Aus einem Bericht des Arztes, der in bearbeiteter Form auch seinerzeit in einer NS-Schrift über die "Umsiedlung" veröffentlicht worden war, folgert die Autorin, "dass die Aufgabe des Gebietsarztes nicht nur war, die Hilfsbedürftigen gesund über die Grenze [nach Rumänien] zu bringen, sondern dass vor allem deren bürokratische Erfassung im Vordergrund stand." (115) Mit Euthanasie will der Arzt aber nichts zu tun gehabt, sondern von dieser erst sehr viel später gehört haben. In den Schilderungen wird allerdings deutlich, dass die Familien bemüht waren, ihre kranken Kinder bei sich zu behalten und nicht der Behandlung durch die SS-Organisation oder den NS-Schwestern zu überlassen.

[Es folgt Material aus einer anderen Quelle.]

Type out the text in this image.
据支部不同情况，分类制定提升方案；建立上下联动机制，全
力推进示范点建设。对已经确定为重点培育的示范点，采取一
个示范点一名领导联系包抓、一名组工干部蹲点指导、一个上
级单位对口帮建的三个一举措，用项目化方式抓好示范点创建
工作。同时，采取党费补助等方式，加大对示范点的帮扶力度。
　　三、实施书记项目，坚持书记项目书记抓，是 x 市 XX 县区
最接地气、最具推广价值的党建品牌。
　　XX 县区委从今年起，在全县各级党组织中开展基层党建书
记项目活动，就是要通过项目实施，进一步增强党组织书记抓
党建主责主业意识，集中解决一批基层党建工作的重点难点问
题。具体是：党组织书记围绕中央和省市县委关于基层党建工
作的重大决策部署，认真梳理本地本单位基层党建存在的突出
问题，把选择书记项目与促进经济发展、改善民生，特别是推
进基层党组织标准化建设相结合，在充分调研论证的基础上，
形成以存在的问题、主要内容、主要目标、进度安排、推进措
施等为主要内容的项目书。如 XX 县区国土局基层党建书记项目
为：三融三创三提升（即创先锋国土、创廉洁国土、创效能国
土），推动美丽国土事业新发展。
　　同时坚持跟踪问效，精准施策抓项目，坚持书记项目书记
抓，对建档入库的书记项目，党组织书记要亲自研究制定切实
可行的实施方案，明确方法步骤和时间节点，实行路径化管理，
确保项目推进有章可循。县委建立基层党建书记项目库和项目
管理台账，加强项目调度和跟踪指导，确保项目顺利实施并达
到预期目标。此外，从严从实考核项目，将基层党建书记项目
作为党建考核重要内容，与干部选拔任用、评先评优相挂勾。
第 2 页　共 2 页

Kapitel II des Bandes (131-379) ist der NS-Schwesteroberin Dorothee Rakow und den in ihrem überlieferten Nachlass befindlichen Quellendokumenten gewidmet, deren Weg bis zur Übergabe an die Autorin durch die von schweren Zweifeln an den Aussagen ihrer Mutter zu ihrer Tätigkeit als NS-Schwester belasteten Tochter minuziös dargestellt wird und der individuell-persönlichen Objektivierung als Herangehensweise entspricht. Die Tochter hatte sich jahrelang um wissenschaftliches Interesse und eine Bearbeitung des einzigartigen Nachlasses bemüht und selbst ihre Fragen und Zweifel ausformuliert.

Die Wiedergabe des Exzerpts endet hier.